En la ida, un vecino de asiento –el sesentón de melena gris y chaleco de mezclilla que todos esperamos ver en esas situaciones- nos comentó que llevaba, pegados a su cuerpo, once “joints” (cigarros) de marihuana. Que como tenía derecho a ocho, estimaba que le quitarían un par y entraría tranquilo, lo que finalmente sucedió. Los guardias de su pasillo de entrada lo revisaron, confiados en que los canadienses no mienten, y le dejaron pasar la carga completa, con todo y su bendición. Mientras, mi prima y yo lidiábamos con otros agentes que secuestraban nuestros sándwiches recién elaborados y los tiraban al basurero de productos ilegales, e indagaban si no portábamos ocultos un pedazo de queso o unas galletas hechas en casa. Para ese momento ya sabíamos que la marihuana tenía ingreso libre, pero que la comida, para gozar de ese derecho, debía estar cerrada al vacío...
Una máxima aprendida en la facultad de Derecho dice: “La ignorancia no exime del cumplimiento de la ley”. Yo ese día ignoraba en exceso. Pero mi vocación legalista no me dejó alegar esa ignorancia frente a esas particulares normas. Y resolví someterme a ellas.

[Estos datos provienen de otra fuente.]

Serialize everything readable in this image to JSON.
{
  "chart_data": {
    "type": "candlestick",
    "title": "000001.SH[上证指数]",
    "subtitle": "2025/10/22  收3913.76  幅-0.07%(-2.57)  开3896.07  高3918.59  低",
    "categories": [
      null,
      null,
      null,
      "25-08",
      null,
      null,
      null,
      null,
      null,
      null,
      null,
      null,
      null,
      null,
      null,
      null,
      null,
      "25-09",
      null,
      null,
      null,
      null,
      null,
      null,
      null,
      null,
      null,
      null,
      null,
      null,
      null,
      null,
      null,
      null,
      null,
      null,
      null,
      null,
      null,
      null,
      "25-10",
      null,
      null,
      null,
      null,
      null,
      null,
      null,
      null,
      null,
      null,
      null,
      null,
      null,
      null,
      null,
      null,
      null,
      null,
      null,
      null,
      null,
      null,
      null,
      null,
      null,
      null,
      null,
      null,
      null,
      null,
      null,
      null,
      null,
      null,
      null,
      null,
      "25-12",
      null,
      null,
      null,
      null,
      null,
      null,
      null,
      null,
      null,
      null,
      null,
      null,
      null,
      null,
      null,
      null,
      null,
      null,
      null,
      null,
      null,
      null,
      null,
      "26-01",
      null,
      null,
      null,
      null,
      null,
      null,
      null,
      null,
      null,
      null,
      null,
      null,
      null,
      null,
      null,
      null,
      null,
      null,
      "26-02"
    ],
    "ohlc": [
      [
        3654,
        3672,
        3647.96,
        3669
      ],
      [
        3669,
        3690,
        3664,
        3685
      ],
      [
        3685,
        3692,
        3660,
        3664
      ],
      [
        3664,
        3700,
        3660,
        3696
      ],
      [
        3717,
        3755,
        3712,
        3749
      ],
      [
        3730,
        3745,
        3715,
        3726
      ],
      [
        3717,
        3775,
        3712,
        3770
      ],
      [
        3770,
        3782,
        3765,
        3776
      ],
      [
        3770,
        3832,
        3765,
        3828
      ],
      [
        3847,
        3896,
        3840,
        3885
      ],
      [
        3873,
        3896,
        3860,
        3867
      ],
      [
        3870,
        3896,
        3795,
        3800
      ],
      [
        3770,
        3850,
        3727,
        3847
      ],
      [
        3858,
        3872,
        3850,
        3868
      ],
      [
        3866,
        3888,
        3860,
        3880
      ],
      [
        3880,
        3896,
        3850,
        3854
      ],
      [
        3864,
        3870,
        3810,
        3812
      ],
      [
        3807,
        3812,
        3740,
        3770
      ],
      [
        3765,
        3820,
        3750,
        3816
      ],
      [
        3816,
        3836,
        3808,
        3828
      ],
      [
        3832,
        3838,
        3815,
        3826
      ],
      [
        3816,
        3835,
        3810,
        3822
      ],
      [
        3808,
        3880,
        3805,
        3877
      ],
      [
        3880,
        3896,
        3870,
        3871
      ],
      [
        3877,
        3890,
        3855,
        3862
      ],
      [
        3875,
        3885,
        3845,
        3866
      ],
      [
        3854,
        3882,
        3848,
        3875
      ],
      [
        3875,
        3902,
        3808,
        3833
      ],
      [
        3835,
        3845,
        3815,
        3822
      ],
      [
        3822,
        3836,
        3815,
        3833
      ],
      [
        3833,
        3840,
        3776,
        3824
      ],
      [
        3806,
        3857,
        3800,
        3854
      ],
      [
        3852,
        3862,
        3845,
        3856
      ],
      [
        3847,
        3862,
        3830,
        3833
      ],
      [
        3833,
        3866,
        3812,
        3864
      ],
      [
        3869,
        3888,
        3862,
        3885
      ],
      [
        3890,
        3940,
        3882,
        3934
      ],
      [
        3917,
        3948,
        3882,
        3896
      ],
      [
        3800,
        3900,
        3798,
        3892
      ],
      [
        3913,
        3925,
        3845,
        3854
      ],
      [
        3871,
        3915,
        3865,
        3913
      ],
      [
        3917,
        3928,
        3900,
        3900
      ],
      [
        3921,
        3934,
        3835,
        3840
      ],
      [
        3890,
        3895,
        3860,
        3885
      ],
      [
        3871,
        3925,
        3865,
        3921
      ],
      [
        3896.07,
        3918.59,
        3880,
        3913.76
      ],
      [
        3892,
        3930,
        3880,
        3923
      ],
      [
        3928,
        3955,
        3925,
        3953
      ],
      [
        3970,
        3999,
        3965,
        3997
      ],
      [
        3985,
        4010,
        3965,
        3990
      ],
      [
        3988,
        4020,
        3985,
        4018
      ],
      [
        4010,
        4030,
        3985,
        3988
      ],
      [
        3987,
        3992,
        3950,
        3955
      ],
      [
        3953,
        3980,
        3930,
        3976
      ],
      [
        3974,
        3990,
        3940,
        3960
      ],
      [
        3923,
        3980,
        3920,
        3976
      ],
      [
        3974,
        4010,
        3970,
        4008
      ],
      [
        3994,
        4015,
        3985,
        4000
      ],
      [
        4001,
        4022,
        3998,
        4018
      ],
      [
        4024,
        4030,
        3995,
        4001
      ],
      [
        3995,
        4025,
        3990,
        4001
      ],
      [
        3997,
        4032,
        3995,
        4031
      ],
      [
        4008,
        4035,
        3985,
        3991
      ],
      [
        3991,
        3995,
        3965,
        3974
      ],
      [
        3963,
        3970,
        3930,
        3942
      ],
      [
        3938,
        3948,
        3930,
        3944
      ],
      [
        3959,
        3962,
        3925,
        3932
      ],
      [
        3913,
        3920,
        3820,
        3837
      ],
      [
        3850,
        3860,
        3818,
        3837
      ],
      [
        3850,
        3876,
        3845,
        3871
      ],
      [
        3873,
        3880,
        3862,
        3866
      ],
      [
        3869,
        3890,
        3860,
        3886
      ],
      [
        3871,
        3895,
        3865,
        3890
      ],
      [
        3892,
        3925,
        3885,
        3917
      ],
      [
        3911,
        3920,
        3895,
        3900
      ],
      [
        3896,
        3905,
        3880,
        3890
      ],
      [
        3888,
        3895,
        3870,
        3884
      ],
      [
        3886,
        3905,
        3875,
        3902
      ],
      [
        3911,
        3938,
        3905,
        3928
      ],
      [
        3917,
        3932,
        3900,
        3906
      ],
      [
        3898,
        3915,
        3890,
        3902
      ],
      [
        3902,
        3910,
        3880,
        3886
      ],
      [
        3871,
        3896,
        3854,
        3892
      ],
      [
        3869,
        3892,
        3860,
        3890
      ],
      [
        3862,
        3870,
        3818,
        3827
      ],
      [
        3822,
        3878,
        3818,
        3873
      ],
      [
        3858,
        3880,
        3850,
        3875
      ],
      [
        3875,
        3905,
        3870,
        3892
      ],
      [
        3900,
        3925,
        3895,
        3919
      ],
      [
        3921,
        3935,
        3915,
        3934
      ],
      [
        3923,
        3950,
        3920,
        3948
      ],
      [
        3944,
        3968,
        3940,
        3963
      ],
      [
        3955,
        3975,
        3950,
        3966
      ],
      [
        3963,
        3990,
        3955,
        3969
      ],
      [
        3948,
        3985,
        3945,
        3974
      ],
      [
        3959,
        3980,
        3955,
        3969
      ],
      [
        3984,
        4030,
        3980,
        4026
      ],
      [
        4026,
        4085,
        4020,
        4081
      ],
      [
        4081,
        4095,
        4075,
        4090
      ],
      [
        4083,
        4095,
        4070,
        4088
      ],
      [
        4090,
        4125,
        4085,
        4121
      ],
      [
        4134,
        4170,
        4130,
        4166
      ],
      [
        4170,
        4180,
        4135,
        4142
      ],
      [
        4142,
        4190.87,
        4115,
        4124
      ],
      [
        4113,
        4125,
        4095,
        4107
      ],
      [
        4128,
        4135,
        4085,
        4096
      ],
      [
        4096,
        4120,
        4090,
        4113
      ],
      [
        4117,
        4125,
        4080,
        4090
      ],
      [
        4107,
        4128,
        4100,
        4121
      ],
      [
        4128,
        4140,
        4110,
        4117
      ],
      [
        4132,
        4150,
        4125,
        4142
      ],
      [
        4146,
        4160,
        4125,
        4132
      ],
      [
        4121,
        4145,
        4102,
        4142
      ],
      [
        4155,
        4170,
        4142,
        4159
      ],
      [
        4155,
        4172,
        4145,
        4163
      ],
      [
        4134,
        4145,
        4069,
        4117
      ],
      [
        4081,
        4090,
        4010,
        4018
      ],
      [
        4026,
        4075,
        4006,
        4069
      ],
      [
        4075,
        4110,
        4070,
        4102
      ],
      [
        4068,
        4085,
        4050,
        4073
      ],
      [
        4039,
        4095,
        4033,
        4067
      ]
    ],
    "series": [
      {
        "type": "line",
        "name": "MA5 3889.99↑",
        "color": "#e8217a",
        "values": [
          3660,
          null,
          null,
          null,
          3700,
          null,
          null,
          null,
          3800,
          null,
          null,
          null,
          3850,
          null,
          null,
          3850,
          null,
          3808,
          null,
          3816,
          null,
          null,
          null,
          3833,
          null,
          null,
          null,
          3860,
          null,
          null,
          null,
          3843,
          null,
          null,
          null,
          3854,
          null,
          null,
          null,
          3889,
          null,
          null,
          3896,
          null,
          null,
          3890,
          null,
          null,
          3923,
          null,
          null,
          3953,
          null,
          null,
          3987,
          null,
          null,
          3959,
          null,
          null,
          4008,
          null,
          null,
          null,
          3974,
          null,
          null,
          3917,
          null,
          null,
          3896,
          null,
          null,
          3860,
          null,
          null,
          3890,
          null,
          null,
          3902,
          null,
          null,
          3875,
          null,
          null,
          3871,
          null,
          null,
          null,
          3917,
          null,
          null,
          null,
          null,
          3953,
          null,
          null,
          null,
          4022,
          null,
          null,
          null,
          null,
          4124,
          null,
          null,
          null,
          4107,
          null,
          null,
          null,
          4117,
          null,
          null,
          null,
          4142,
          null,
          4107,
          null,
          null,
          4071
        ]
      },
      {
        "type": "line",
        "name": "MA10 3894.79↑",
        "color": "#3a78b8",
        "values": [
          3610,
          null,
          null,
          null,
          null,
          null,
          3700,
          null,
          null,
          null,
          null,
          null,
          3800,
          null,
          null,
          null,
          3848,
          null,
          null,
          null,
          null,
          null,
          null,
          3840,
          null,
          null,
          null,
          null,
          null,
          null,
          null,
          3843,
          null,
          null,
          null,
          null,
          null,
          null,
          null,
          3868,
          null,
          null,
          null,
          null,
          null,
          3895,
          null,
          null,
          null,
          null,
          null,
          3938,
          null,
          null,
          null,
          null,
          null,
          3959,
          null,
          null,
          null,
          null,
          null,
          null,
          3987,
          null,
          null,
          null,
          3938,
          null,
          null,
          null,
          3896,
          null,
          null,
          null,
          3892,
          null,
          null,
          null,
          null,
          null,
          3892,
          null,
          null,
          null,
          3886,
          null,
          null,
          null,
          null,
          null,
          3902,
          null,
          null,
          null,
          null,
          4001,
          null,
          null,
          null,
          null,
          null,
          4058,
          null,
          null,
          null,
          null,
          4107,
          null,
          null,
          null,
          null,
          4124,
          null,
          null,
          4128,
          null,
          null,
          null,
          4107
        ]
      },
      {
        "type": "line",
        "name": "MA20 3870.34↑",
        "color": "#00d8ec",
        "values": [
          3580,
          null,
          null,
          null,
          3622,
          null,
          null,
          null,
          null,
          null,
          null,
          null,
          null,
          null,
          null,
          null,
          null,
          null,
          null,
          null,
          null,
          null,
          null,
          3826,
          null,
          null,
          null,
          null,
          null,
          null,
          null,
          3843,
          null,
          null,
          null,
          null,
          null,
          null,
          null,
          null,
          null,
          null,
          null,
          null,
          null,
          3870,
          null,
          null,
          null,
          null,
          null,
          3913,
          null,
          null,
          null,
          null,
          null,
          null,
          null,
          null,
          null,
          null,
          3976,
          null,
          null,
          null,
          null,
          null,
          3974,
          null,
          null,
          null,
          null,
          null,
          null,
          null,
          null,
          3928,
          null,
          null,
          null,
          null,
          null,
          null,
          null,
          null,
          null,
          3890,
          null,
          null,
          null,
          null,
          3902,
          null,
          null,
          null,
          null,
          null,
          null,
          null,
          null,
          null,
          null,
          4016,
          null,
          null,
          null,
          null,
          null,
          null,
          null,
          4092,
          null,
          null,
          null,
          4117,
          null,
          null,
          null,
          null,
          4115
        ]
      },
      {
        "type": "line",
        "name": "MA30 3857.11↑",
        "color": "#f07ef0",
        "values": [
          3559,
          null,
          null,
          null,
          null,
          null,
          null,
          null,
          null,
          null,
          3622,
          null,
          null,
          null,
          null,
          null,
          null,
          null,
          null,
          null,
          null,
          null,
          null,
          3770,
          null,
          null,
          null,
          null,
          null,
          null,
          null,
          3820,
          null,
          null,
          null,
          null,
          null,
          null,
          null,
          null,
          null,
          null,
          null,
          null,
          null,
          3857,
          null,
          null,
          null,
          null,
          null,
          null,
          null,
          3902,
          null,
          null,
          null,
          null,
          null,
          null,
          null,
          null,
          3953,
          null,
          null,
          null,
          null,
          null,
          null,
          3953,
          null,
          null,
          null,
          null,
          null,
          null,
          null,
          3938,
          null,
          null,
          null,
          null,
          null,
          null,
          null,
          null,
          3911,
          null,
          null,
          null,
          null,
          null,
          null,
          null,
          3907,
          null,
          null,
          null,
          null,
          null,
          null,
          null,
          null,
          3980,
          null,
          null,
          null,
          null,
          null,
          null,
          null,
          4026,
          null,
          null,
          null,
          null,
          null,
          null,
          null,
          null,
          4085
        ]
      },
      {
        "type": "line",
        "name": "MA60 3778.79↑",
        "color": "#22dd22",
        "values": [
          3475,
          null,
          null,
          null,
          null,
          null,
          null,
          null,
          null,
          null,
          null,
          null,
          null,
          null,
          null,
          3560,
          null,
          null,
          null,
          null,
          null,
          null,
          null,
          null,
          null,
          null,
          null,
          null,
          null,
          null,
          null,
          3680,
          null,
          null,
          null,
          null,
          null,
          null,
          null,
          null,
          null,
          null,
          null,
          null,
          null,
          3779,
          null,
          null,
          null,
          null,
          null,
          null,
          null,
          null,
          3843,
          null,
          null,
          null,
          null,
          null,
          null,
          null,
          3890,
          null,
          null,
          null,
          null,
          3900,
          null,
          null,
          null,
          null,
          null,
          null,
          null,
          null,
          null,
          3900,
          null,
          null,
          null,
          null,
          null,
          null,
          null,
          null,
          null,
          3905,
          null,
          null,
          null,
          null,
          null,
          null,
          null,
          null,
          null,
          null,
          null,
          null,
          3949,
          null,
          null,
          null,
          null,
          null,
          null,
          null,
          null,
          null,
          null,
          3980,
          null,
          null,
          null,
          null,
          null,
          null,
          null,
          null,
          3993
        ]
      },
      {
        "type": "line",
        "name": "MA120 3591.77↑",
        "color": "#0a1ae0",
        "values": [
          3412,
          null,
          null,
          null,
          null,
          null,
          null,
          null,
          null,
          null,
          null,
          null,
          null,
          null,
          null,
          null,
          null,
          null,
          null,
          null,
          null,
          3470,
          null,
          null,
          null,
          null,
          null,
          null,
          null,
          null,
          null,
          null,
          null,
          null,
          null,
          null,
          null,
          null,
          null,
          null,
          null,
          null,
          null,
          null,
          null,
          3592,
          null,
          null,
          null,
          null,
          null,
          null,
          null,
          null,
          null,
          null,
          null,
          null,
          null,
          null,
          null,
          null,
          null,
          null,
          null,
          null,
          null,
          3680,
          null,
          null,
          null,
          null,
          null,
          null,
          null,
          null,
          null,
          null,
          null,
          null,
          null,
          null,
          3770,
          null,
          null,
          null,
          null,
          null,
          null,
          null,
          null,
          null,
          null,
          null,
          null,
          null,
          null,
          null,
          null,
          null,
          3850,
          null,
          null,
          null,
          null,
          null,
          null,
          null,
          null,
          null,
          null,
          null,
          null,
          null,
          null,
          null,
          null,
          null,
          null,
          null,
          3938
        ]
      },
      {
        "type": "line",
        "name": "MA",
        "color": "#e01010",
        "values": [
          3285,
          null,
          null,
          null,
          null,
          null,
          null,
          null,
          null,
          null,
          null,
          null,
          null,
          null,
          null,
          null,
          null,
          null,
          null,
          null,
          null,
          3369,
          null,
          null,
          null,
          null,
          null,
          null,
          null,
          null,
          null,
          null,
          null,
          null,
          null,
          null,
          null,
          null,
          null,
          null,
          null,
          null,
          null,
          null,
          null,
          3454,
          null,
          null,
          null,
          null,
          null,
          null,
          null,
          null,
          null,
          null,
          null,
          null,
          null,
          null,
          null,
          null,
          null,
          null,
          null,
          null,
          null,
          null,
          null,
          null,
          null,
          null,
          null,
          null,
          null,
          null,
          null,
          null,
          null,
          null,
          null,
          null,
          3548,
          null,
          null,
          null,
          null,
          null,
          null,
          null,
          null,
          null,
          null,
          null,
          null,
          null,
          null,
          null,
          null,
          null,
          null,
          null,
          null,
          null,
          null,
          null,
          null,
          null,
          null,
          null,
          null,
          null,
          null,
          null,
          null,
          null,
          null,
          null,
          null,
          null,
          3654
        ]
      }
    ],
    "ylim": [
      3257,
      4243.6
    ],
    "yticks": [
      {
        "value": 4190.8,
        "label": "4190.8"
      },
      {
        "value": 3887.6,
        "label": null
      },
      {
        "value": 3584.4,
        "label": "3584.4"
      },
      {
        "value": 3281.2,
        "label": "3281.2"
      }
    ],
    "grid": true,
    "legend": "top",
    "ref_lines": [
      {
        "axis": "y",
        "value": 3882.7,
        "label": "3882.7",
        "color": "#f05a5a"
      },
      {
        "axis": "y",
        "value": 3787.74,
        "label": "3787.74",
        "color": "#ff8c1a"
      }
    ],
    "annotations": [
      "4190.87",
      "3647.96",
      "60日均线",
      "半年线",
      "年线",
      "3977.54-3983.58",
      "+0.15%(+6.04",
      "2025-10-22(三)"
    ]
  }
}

A la entrada, un colectivo trabajaba con ímpetu en una “obra social”: vendía tickets de cerveza. La alemana que llevo dentro calculó las ocho horas que quedaban por delante y me empujó a comprar seis latas. Reincidiendo en el desconocimiento de las disposiciones legales, busqué el quiosco de las cervezas sin suponer que no se podía consumir ninguna bebida alcohólica fuera de la zona cercada, situada a un kilómetro de ahí. No quedaba otra: si queríamos mantener el lugar que logramos por llegar temprano, debíamos caminar ese kilómetro, consumir la cerveza por la que ya habíamos pagado y volver antes de que las principales bandas comenzaran su show. Lo que no ocurrió. Escuché a lo lejos el clásico Tom Sawyer de Rush, empiné la última lata y emprendí una carrera hacia ellos. Logré llegar solo para presenciar el último acorde y su “¡Goodbye Toronto!”. Decidí callar ese vergonzoso hecho…hasta hoy.
Con los sándwiches confiscados, las seis latas de cerveza consumidas, el vaho de marihuana que invadía el campo, y el aprendizaje jurídico, quedaba sentarse a ver cómo Angus Young de AC/DC revelaba sus boxers con la hoja de arce (símbolo patrio de Canadá) durante su canción The Jack; y dejar que más tarde la embriaguez llegara al cénit con Miss You, de la banda más grande de ese día y todos los restantes.